Zoeken in deze blog

woensdag 5 juni 2019

De lezer is niet dood

… maar wel stervende, als ik Alex Boogers mag geloven. Aan het eind van zijn ‘schotschrift’ De lezer is niet dood kreeg ik een vermoeden van de aanleiding: een ongelukkig verlopen schoolbezoek.
Daarvoor vroeg ik me verbaasd af wat-ie nu eigenlijk wou betogen.

Dat begint al met de eerste alinea, een merkwaardige opsomming.

De lezer is niet dood omdat er minder boeken worden verkocht. De lezer is niet dood omdat er minder interesse is voor literatuur of omdat de moderne uitvindingen die ons leven moeten veraangenamen het boek hebben omgebracht. De lezer is niet dood omdat er boekhandels zijn verdwenen. De lezer is niet dood omdat hij het boek heeft verruild voor iets anders. De lezer is niet dood omdat er minder verhalen zijn die gehoord moeten worden of omdat de lezer zich niet met het boek wil voeden.

Waarom is de lezer dan wel dood?

Nou, hij is niet dood. Maar er is wel van alles aan de hand met lezers en schrijvers, althans met déze schrijver.

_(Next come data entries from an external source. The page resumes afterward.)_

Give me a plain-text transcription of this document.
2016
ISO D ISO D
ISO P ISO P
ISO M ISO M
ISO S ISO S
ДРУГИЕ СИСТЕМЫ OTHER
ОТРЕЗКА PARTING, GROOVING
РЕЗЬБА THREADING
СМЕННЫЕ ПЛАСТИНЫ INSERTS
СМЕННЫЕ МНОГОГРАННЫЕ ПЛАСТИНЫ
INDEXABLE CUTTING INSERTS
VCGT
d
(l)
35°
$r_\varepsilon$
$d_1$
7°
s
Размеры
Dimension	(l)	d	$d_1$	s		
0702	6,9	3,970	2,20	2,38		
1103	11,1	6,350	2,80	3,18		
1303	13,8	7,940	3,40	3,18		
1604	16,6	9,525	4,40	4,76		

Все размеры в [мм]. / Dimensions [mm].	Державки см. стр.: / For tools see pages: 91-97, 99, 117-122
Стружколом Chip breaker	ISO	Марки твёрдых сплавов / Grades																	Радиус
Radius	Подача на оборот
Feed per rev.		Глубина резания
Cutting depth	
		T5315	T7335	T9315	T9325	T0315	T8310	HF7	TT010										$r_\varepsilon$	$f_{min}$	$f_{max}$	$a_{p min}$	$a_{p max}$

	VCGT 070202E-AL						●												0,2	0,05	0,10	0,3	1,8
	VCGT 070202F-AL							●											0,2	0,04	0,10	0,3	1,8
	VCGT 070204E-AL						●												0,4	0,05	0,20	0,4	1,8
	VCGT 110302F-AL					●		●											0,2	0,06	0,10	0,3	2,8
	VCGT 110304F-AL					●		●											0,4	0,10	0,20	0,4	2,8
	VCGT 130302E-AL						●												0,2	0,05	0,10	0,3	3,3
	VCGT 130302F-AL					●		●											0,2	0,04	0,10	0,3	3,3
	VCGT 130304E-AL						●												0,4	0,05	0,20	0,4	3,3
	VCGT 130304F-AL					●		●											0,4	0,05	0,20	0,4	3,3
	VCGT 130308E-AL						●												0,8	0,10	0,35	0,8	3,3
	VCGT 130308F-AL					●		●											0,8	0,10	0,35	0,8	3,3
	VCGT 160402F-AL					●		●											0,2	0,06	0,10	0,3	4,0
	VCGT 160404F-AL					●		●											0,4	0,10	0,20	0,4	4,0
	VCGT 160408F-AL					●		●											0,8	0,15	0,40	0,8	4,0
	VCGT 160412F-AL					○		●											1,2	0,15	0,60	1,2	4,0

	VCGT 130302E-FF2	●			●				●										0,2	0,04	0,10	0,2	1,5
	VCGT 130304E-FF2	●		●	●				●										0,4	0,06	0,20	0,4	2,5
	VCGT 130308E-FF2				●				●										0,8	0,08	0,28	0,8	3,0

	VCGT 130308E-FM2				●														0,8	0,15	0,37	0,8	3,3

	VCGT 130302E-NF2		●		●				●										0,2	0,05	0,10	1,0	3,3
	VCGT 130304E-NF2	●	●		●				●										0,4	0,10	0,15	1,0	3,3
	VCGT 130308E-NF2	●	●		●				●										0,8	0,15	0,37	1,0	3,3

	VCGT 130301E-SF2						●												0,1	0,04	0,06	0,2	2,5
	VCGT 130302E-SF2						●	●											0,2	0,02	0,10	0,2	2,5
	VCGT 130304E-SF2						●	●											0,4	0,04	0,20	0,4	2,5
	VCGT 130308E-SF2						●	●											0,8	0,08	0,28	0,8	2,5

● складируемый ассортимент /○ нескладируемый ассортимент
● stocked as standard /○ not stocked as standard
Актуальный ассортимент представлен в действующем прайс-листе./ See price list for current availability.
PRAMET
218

Na die eerste alinea volgt een lang en soms warrig betoog, met steeds terugkerende onderwerpen.
De commercie krijgt er herhaaldelijk van langs, evenals schrijvers die zich voegen in het mediacircus en/of zich in hun werk willen richten op de ‘massa’.
Want dat moet niet, daar is volbloed-romanticus Boogers heel stellig in.

Ik wil geloven dat er zonder wrijving geen glas is, of dat een diamant schittert doordat hij langdurig wordt geslepen en voortdurend onder druk staat. Een meesterwerk is geen etiket dat vanuit de commercie wordt opgeplakt, maar dat door strenge lezers wordt gevoeld, omdat elke bevochten centimeter op weg naar het einde een pad is waar de lezer op getrokken wordt, omdat hij voelt dat het niet anders kan, omdat hij weet dat hij geen keus meer had zodra hij het werk opensloeg, zoals de schrijver geen keus had toen hij aan het werk begon.

Zo, die zit.

Nog zo’n citaat:

Wie het werk maakt zonder dat hij weet of er een publiek is, wordt door het verhaal voortgejaagd. Zulke waanzin is noodzakelijk. Wie het werk maakt zonder dat hij rekening houdt met zijn publiek is onbevreesd. Hij komt zichzelf tegen en durft zichzelf te vloeren, omdat hij weet dat hij ook weer opstaat. Wie het werk maakt voor de massa is van nature angstig. Een producent van content.

Ook zijn afkomst komt herhaaldelijk terug. Herhaaldelijk schetst hij een beeld van een groep schrijvers en lezers die zich allen rekenen tot een bevoorrechte, goed opgeleide klasse, die geen andere lezers en schrijvers toelaat en die het mediacircus beheerst.
Hier spreekt de underdog, die niet gehoord wordt, die zich een weg heeft moeten banen. Vechten en rammen zijn hier sleutelwoorden. De gymzaal als decor, de training als metafoor.
Bij zijn beschrijving van de schrijver die ‘in de valkuil van het mediacircus valt’  moest ik even denken aan Jep Gambardella uit de film La grande bellezza

Pas aan het eind van dit betoog komt er lijn in, als hij een vlammend pleidooi houdt voor betrokken docenten. Hear, hear...
Maar dat maakt dit 'schotschrift' helaas nog niet tot het schotschrift dat ik me als leesbevorderaar zou wensen, hoe vurig het ook is en hoe doorspekt met citabele frasen. Daarvoor verloopt de betoogvoering me te wonderlijk en gaat het me teveel over Alex Boogers.
Het verwondert me niet dat we na 2015 weinig meer hebben gehoord over dit boekje.



Boogers, Alex. De lezer is niet dood. Schotschrift. Podium, 2015. 64 p., ISBN 978 90 575 9790 9.